Liputan6.com, Washington, DC - Pasukan Rusia telah dikerahkan ke pangkalan udara di Niger, tempat di mana pasukan Amerika Serikat (AS) berada. Hal ini dipandang menambah tekanan kepada AS saat AS sedang bernegosiasi mengenai penarikan pasukannya dari negara tersebut, menyusul perintah pengusiran oleh junta militer Niger.
AS sebelumnya mengoperasikan dua pangkalan drone di Niger, yang bertujuan melawan pemberontak. Washington mengecam kudeta di Niger pada Juli tahun lalu. Sebaliknya, para pemimpin junta meminta bantuan Rusia.
Advertisement
Niger berada di wilayah Sahel di Afrika, yang dianggap sebagai pusat global baru kelompok ISIS.
AS mengandalkan Niger sebagai basis utama untuk memantau aktivitas kelompok ekstremis regional.
Orang-orang Rusia yang dikerahkan ke Pangkalan Udara 101 di Niamey dilaporkan adalah pelatih militer.
Mereka menduduki sayap yang dekat dengan kontingen pasukan AS. Menurut kantor berita Reuters, para pejabat di Niger mengatakan kepada AS bahwa sekitar 60 tentara Rusia berada di negara tersebut.
Hubungan antara AS dan Rusia memburuk tajam sejak Presiden Vladimir Putin melancarkan invasi besar- ke Ukraina pada Februari 2022, dengan AS memimpin upaya Barat untuk memasok senjata ke Ukraina.
Namun, Menteri Pertahanan AS Lloyd Austin mengecilkan risiko apa pun terhadap pasukan AS.
"Orang-orang Rusia berada di kompleks terpisah dan tidak memiliki akses terhadap pasukan AS atau akses terhadap peralatan kami," kata Austin seperti dilansir BBC, Sabtu (4/5/2024).

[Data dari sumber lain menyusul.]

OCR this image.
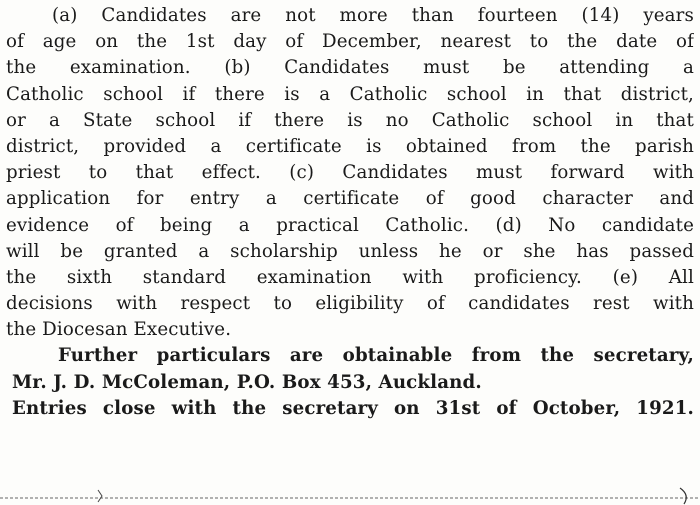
(a) Candidates are not more than fourteen (14) years
of age on the 1st day of December, nearest to the date of
the examination. (b) Candidates must be attending a
Catholic school if there is a Catholic school in that district,
or a State school if there is no Catholic school in that
district, provided a certificate is obtained from the parish
priest to that effect. (c) Candidates must forward with
application for entry a certificate of good character and
evidence of being a practical Catholic. (d) No candidate
will be granted a scholarship unless he or she has passed
the sixth standard examination with proficiency. (e) All
decisions with respect to eligibility of candidates rest with
the Diocesan Executive.
Further particulars are obtainable from the secretary,
Mr. J. D. McColeman, P.O. Box 453, Auckland.
Entries close with the secretary on 31st of October, 1921.
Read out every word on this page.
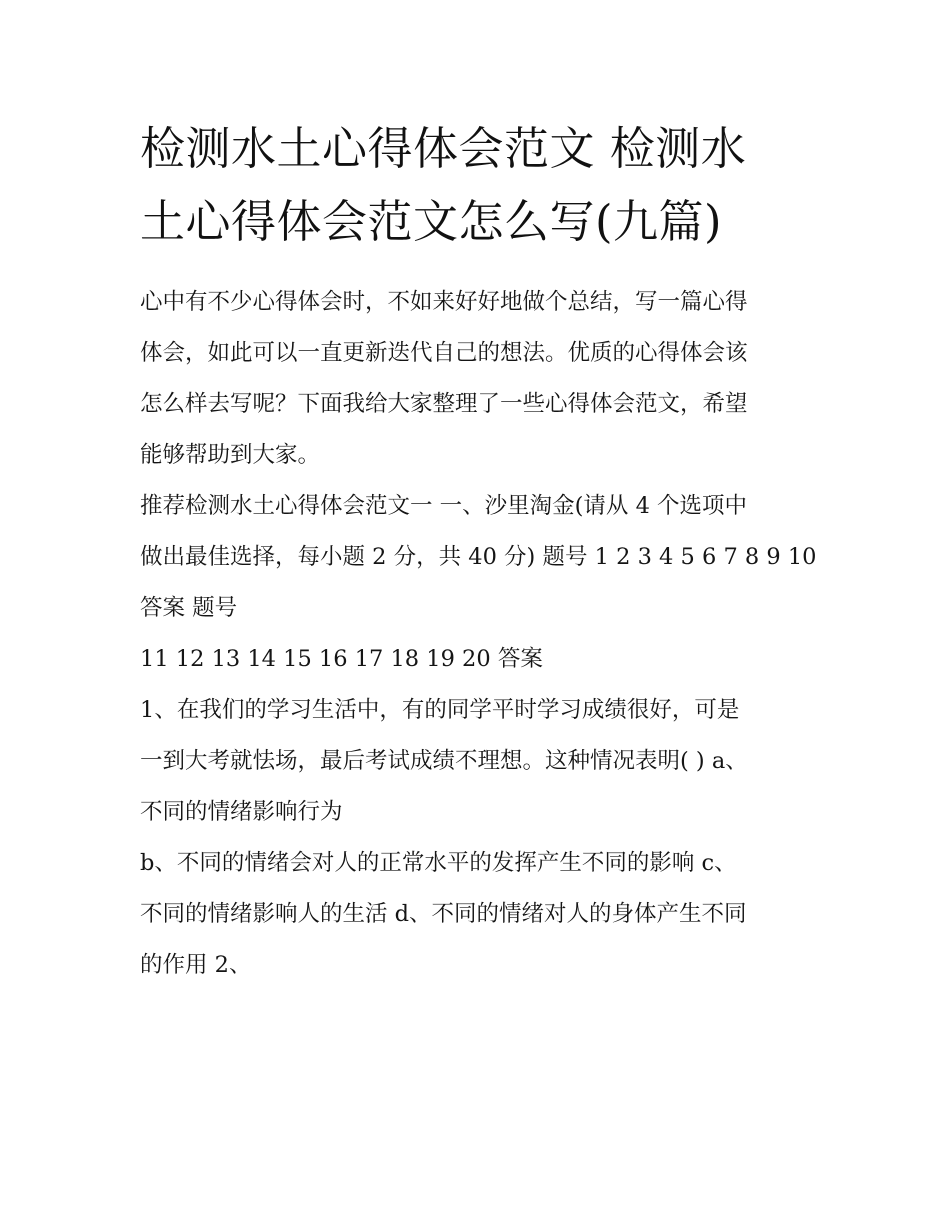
检测水土心得体会范文 检测水
土心得体会范文怎么写(九篇)

心中有不少心得体会时，不如来好好地做个总结，写一篇心得
体会，如此可以一直更新迭代自己的想法。优质的心得体会该
怎么样去写呢？下面我给大家整理了一些心得体会范文，希望
能够帮助到大家。

推荐检测水土心得体会范文一 一、沙里淘金(请从 4 个选项中
做出最佳选择，每小题 2 分，共 40 分) 题号 1 2 3 4 5 6 7 8 9 10
答案 题号

11 12 13 14 15 16 17 18 19 20 答案

1、在我们的学习生活中，有的同学平时学习成绩很好，可是
一到大考就怯场，最后考试成绩不理想。这种情况表明( ) a、
不同的情绪影响行为

b、不同的情绪会对人的正常水平的发挥产生不同的影响 c、
不同的情绪影响人的生活 d、不同的情绪对人的身体产生不同
的作用 2、
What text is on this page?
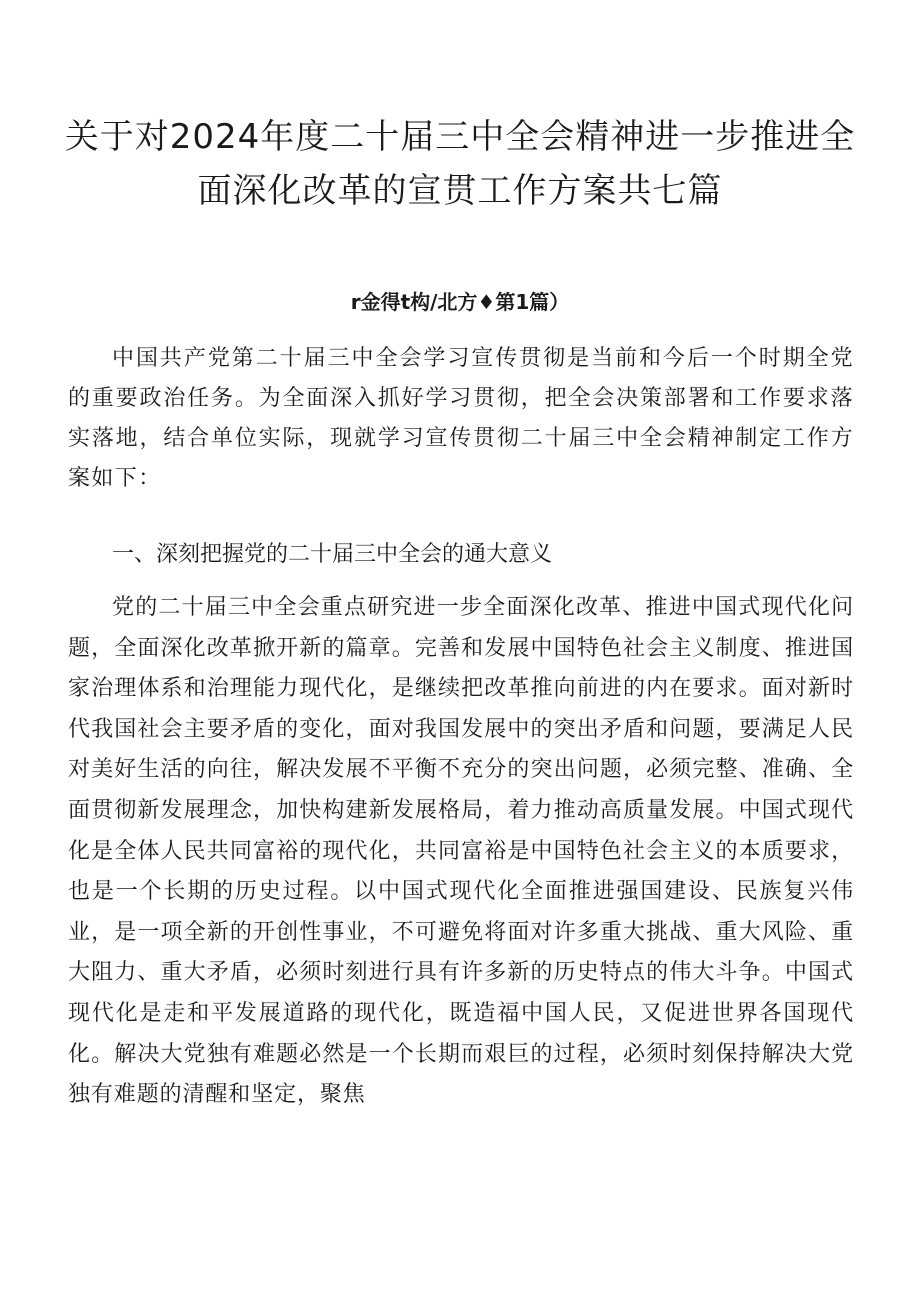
关于对2024年度二十届三中全会精神进一步推进全面深化改革的宣贯工作方案共七篇
r金得t构/北方♦第1篇）

中国共产党第二十届三中全会学习宣传贯彻是当前和今后一个时期全党的重要政治任务。为全面深入抓好学习贯彻，把全会决策部署和工作要求落实落地，结合单位实际，现就学习宣传贯彻二十届三中全会精神制定工作方案如下：

一、深刻把握党的二十届三中全会的通大意义

党的二十届三中全会重点研究进一步全面深化改革、推进中国式现代化问题，全面深化改革掀开新的篇章。完善和发展中国特色社会主义制度、推进国家治理体系和治理能力现代化，是继续把改革推向前进的内在要求。面对新时代我国社会主要矛盾的变化，面对我国发展中的突出矛盾和问题，要满足人民对美好生活的向往，解决发展不平衡不充分的突出问题，必须完整、准确、全面贯彻新发展理念，加快构建新发展格局，着力推动高质量发展。中国式现代化是全体人民共同富裕的现代化，共同富裕是中国特色社会主义的本质要求，也是一个长期的历史过程。以中国式现代化全面推进强国建设、民族复兴伟业，是一项全新的开创性事业，不可避免将面对许多重大挑战、重大风险、重大阻力、重大矛盾，必须时刻进行具有许多新的历史特点的伟大斗争。中国式现代化是走和平发展道路的现代化，既造福中国人民，又促进世界各国现代化。解决大党独有难题必然是一个长期而艰巨的过程，必须时刻保持解决大党独有难题的清醒和坚定，聚焦
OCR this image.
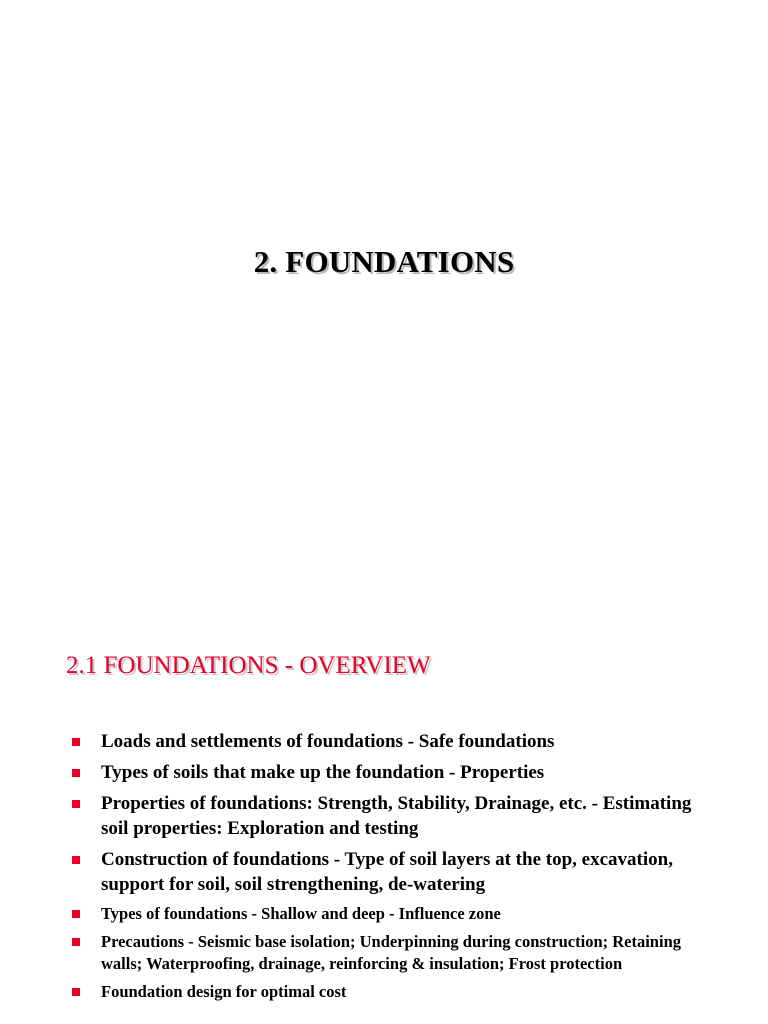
2. FOUNDATIONS
2.1 FOUNDATIONS - OVERVIEW
Loads and settlements of foundations - Safe foundations
Types of soils that make up the foundation - Properties
Properties of foundations: Strength, Stability, Drainage, etc. - Estimating soil properties: Exploration and testing
Construction of foundations - Type of soil layers at the top, excavation, support for soil, soil strengthening, de-watering
Types of foundations - Shallow and deep - Influence zone
Precautions - Seismic base isolation; Underpinning during construction; Retaining walls; Waterproofing, drainage, reinforcing & insulation; Frost protection
Foundation design for optimal cost
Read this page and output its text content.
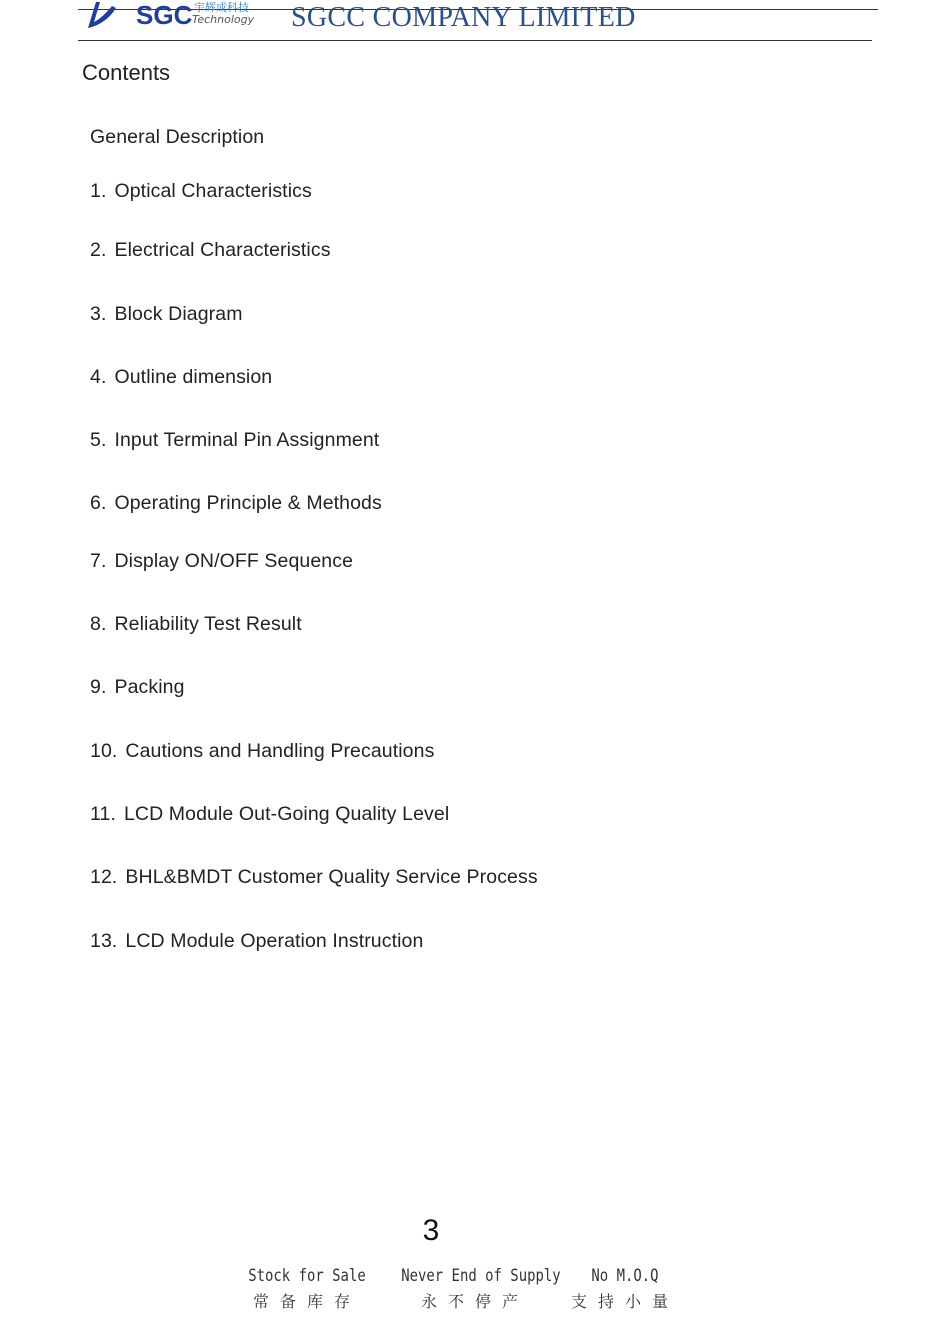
SGC 宇辉成科技
Technology SGCC COMPANY LIMITED
Contents
General Description
1. Optical Characteristics
2. Electrical Characteristics
3. Block Diagram
4. Outline dimension
5. Input Terminal Pin Assignment
6. Operating Principle & Methods
7. Display ON/OFF Sequence
8. Reliability Test Result
9. Packing
10. Cautions and Handling Precautions
11. LCD Module Out-Going Quality Level
12. BHL&BMDT Customer Quality Service Process
13. LCD Module Operation Instruction
3
Stock for Sale
常备库存
Never End of Supply
永不停产
No M.O.Q
支持小量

"Saya selalu fokus pada keselamatan dan perlindungan pasukan kami ... Saat ini, saya tidak melihat masalah signifikan dalam hal perlindungan pasukan kami."
Aliansi Baru
Sebagian besar pasukan AS di Niger disebut berada di pangkalan drone di pusat Kota Agadez, sekitar 750 km di timur laut Niamey. Sementara itu, tidak jelas berapa banyak tentara AS yang tersisa di Pangkalan Udara 101.
Junta Niger memerintahkan seluruh pasukan AS untuk meninggalkan negara itu pada Maret. Mereka menuduh AS keberatan terhadap sekutu yang mereka pilih.
Beberapa negara lain di wilayah Sahel yang dipimpin militer baru-baru ini juga memperkuat hubungan dengan Rusia dan memutuskan hubungan dengan Prancis, bekas kekuatan kolonial, saat mereka mencoba melawan pemberontakan kelompok ekstremis.
Tahun lalu, Niger dan Burkina Faso mengumumkan mereka mengikuti jejak Mali dengan menarik diri dari pasukan internasional G5 yang dibentuk untuk memerangi kelompok ekstremis di kawasan.
Ketiga negara itu, yang sekarang dikelola militer, belakangan membentuk kelompok sendiri, yang mereka sebut Aliansi Negara-negara Sahel.